Read this mate. Somebody else asked pretty much precisely the same question a short time ago. 

http://www.snowboardingforum.com/ti...17281-need-help-transition-linking-turns.html


----------



## Weezy32 (Mar 15, 2012)

Even if i am wearing regular shoes i step on my toes and its natural i can easily do it but if i try to get on my heels its awkward and i almost have to push my ass out to do it. No wonder i am having issues with heelside right? Anyway to improve this?


----------



## kaborkian (Feb 1, 2010)

Do you have your own gear, or are you renting?

Regardless, do you know how your foward lean adjust (flad) is set? You could try cranking the flad down for more lean, should help with heel side.


----------



## surfinsnow (Feb 4, 2010)

Don't sweat. Just keep at it. I started out the same way. I could easily make a smooth, arcing cruise over to the left of a trail, transition to toe-side for a smooth arc over to the right side of the trail, and then have to practically stop to go back to heal-side. 
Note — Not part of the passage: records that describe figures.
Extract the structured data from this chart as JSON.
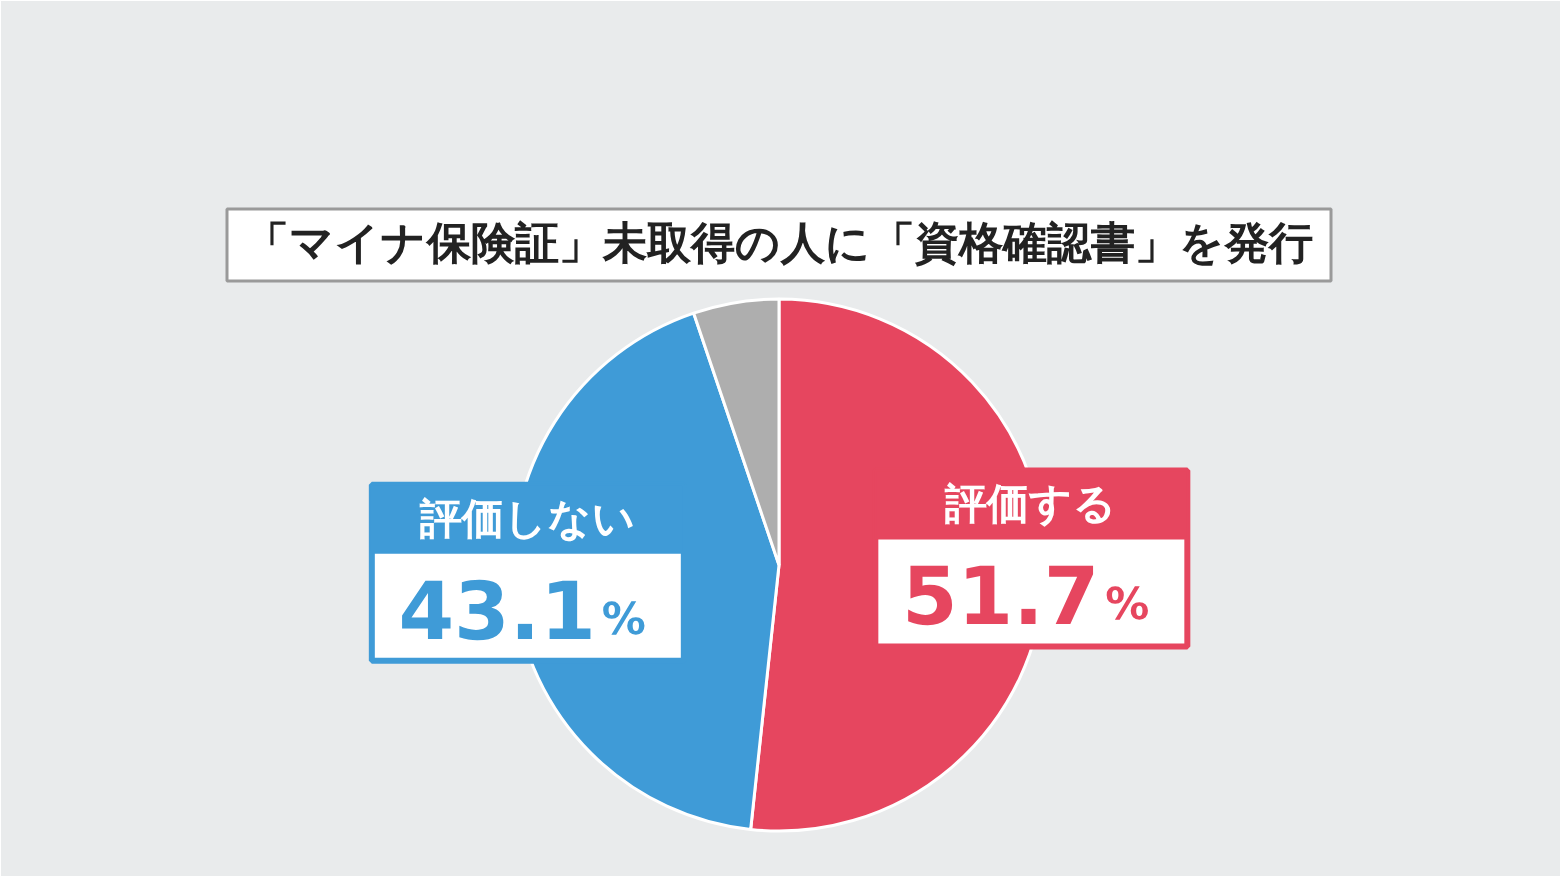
{
  "chart_data": {
    "type": "pie",
    "title": "「マイナ保険証」未取得の人に「資格確認書」を発行",
    "categories": [
      "評価する",
      "評価しない",
      null
    ],
    "values": [
      51.7,
      43.1,
      5.2
    ],
    "colors": [
      "#e6465f",
      "#3f9bd7",
      "#aeaeae"
    ],
    "value_labels": [
      "51.7%",
      "43.1%",
      null
    ]
  }
}
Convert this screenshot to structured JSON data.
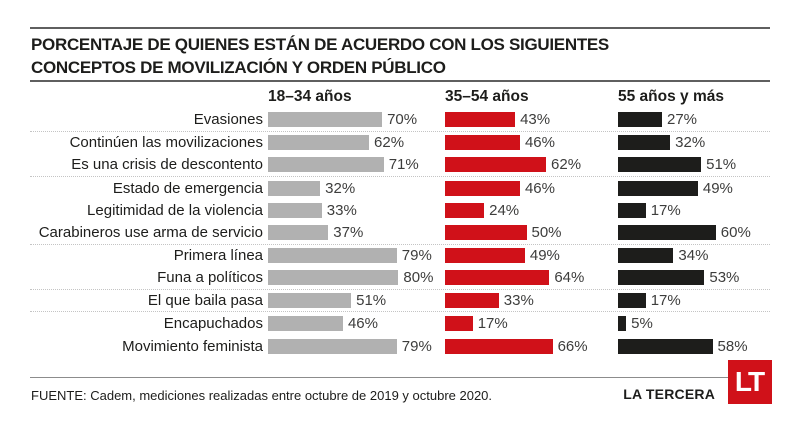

I learned with a skier. A rather aggressive skier. Probably before I was ready, he took my to one of the double-blacks at Stowe -- the infamous "front four." It felt like I was about to drop off the roof of a building it was so steep. I spent forever just dropping in because I knew that while I could ride toe-side or heal-side just fine, what would happen when I had to link the turns? Simple...dropped in to the left, toe-side turn, rode to the ride, then fell on my ass. Repeat. Repeat. At least you're sitting on your ass when you go down. Makes it kind of easier to get up again!

Practice. Just practice.


----------



## 808filth (Nov 7, 2013)

I'm new to snowboarding and to be honest I've never heard anyone say they have more trouble with heel side. Toe side was a killer for me and still is somewhat. I guess try traversing across the mountain until you feel comfortable with it. Just take it slow and soon you'll get it. Best of luck to you!


----------



## baldylox (Dec 27, 2007)

I think your problem with heelside is actually more a toeside problem. The proper way to use your toeside edge is to drive your knees toward your toes, pressing your shins against the tongue of the boot. The effect is that you'll bend you're knees instead of your ankles.

It sound like you are using plantar flexion (standing on tippy toes), *which works your calves and once they're tired it is difficult to smoothly transition*. You can pick this out on the hill you'll see someone hesitating and their heels dropping in an unsteady shuddering movement. Since snowboard boots are designed to essentially immobilize your ankle, it's a losing battle.

I had the same problem 15 or so years ago. I hammered through and learned to ride that way. I was compensating be counter rotating and swinging the board around. I had to correct the problem later on. Fix your toeside and the heelside transition will come much more smoothly.


----------